When upper back pain has lingered or not responded to rest and other self-care methods, a medical professional may be needed to develop a treatment plan that can reduce the pain.
Nonsurgical Medical Care for Upper Back Pain
Some of the more common medical treatments for upper back pain include:
- Physical therapy. A physiatrist, physical therapist, or another qualified medical professional can design a physical therapy program to meet the patient’s specific needs. Most physical therapy programs for upper back pain focus on strengthening and stretching the upper back’s muscles, as well as neck muscles above and core muscles below. Physical therapy starts gradually and typically progresses over a period of a few weeks or months, at which point the patient can switch to a maintenance program at home.
- Prescription pain medications. For debilitating pain or severe flare-ups, short-term use of prescription medications may be advised. Common types include narcotics, also known as painkillers or opioids, which work by preventing pain signals from reaching the brain; and muscle relaxants, which typically work as a sedative for the neuromuscular system.
- Injections. Several spinal injection options are available to block spinal pain. For example, an epidural steroid injection typically delivers a steroid medication in or near the pain source to reduce pain. Injections tend to provide varying amounts of short-term relief and are not considered a good long-term solution.
- Cognitive behavioral therapy. A therapist can teach new and better ways to think about challenges. For example, a patient might be able to increase his or her ability to follow a doctor’s treatment plan by becoming more aware of negative thoughts and instead focusing on the positives.
Commonly, more than one treatment is needed to help manage upper back pain. For example, medications might be needed when the pain first starts, but over time the medications might be phased out in favor of physical therapy or other treatments to manage ongoing chronic pain.
Alternative treatments, commonly referred to as complementary and alternative medicine (CAM), are gaining in popularity. While alternative treatments tend to have less scientific backing than traditional medical treatments, that is not to say they are ineffective. Many people have reported experiencing at least some pain relief from these treatments. Some examples of alternative treatments include:
- Manual manipulation. A chiropractor, physiatrist, or other qualified medical professional makes spinal adjustments by using hand thrusts and other maneuvers. Manual manipulation (also known as chiropractic manipulation) helps loosen stiff or misaligned joints and may reduce pain.

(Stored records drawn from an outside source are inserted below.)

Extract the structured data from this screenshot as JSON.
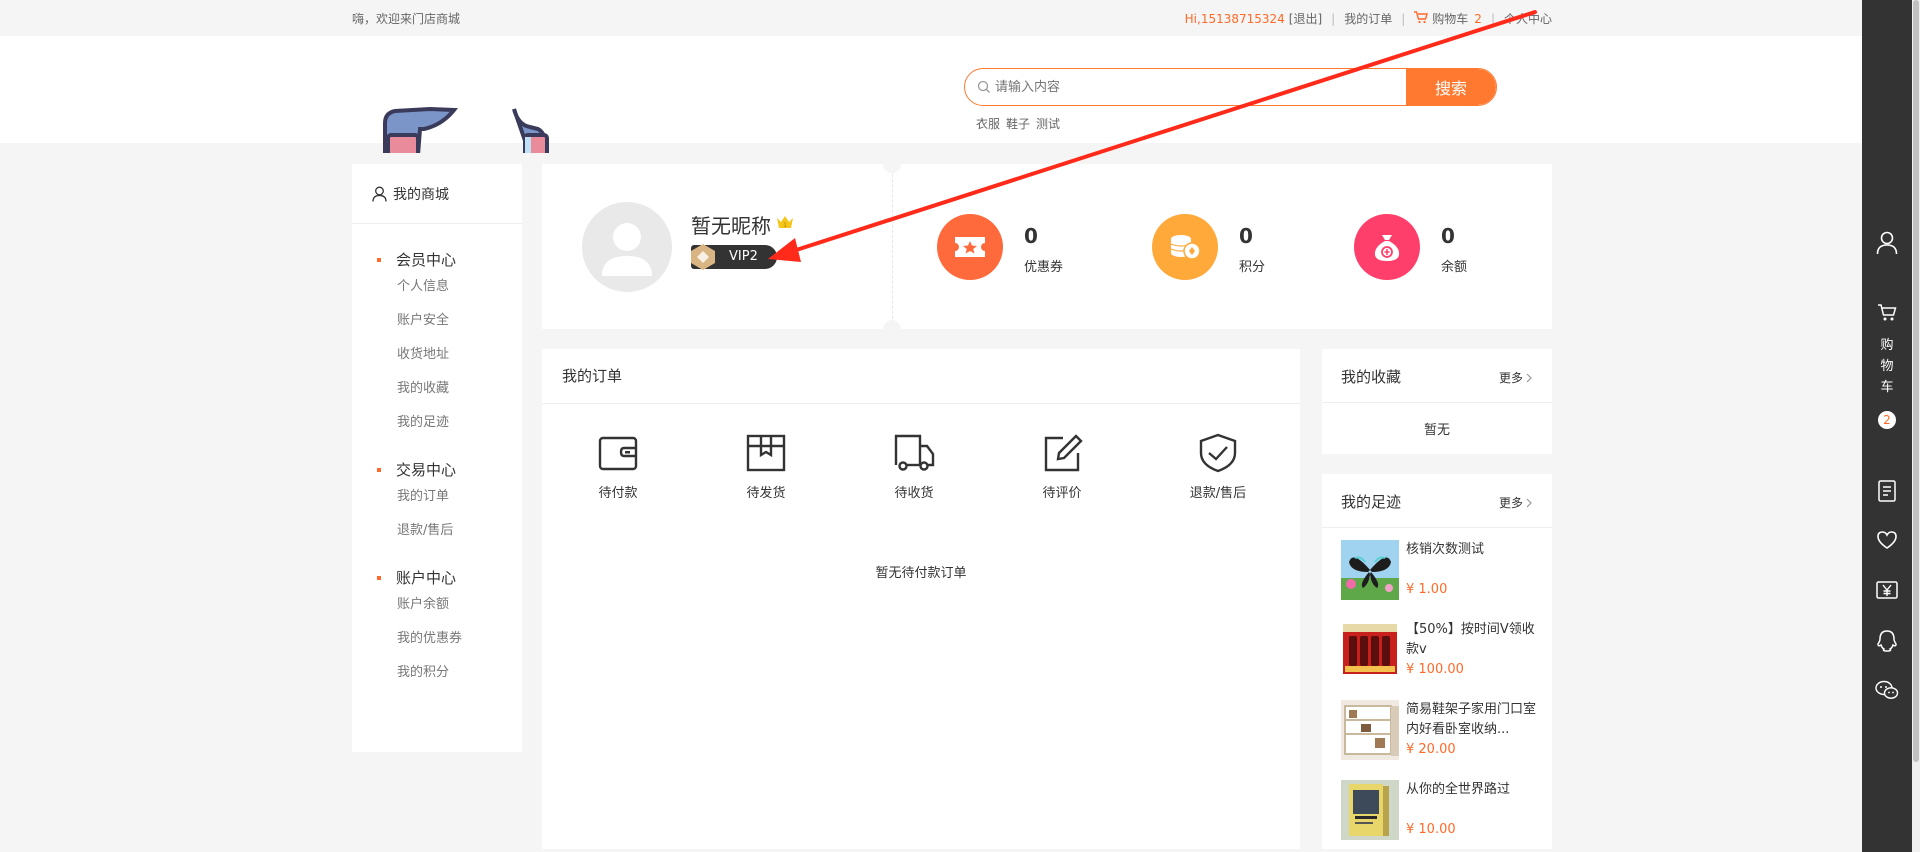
{
  "topbar": {
    "welcome": "嗨，欢迎来门店商城",
    "user_greeting": "Hi,15138715324",
    "logout": "[退出]",
    "my_orders": "我的订单",
    "cart_label": "购物车",
    "cart_count": "2",
    "personal_center": "个人中心"
  },
  "search": {
    "placeholder": "请输入内容",
    "button": "搜索",
    "hot_words": [
      "衣服",
      "鞋子",
      "测试"
    ]
  },
  "sidebar": {
    "title": "我的商城",
    "groups": [
      {
        "title": "会员中心",
        "items": [
          "个人信息",
          "账户安全",
          "收货地址",
          "我的收藏",
          "我的足迹"
        ]
      },
      {
        "title": "交易中心",
        "items": [
          "我的订单",
          "退款/售后"
        ]
      },
      {
        "title": "账户中心",
        "items": [
          "账户余额",
          "我的优惠券",
          "我的积分"
        ]
      }
    ]
  },
  "profile": {
    "nickname": "暂无昵称",
    "level": "VIP2",
    "stats": [
      {
        "value": "0",
        "label": "优惠券",
        "color": "#ff6a3c",
        "icon": "coupon-icon"
      },
      {
        "value": "0",
        "label": "积分",
        "color": "#ffa93a",
        "icon": "coins-icon"
      },
      {
        "value": "0",
        "label": "余额",
        "color": "#ff3f6b",
        "icon": "money-bag-icon"
      }
    ]
  },
  "orders": {
    "title": "我的订单",
    "statuses": [
      {
        "label": "待付款",
        "icon": "wallet-icon"
      },
      {
        "label": "待发货",
        "icon": "box-icon"
      },
      {
        "label": "待收货",
        "icon": "truck-icon"
      },
      {
        "label": "待评价",
        "icon": "edit-icon"
      },
      {
        "label": "退款/售后",
        "icon": "shield-check-icon"
      }
    ],
    "empty_text": "暂无待付款订单"
  },
  "favorites": {
    "title": "我的收藏",
    "more": "更多",
    "empty": "暂无"
  },
  "footprints": {
    "title": "我的足迹",
    "more": "更多",
    "items": [
      {
        "name": "核销次数测试",
        "price": "¥ 1.00"
      },
      {
        "name": "【50%】按时间V领收款v",
        "price": "¥ 100.00"
      },
      {
        "name": "简易鞋架子家用门口室内好看卧室收纳...",
        "price": "¥ 20.00"
      },
      {
        "name": "从你的全世界路过",
        "price": "¥ 10.00"
      }
    ]
  },
  "rail": {
    "cart_label": "购物车",
    "cart_count": "2"
  },
  "colors": {
    "accent": "#ff7a30",
    "price": "#ff6a28",
    "rail": "#333333",
    "annotation_arrow": "#ff2a1a"
  }
}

- Acupuncture. Depending on the specific pain symptoms, an acupuncturist places thin needles in strategic locations of the body to theoretically alter energy flows, ease tension, and reduce pain.
- Electrotherapy. Various electrotherapy treatments aim to alleviate pain by sending small electrical pulses to the painful area. The most common type of electrotherapy is a transcutaneous electrical nerve stimulator (TENS). A TENS unit typically uses small adhesive pads to place electrodes at multiple locations on or near the painful region, such as the upper back. Using an adjustable knob, the TENS unit sends an electrical current to the electrodes that may cause a soothing, tingling sensation and reduce the perception of pain.
- Mindful meditation. Sometimes referred to as mindfulness-based stress reduction, this flexible approach typically involves learning meditation and breathing techniques, as well as practicing yoga. Research has found value in mindfulness-based stress reduction, including one study that found it to be as effective as cognitive behavioral therapy for improving a patient’s ability to deal with chronic back pain.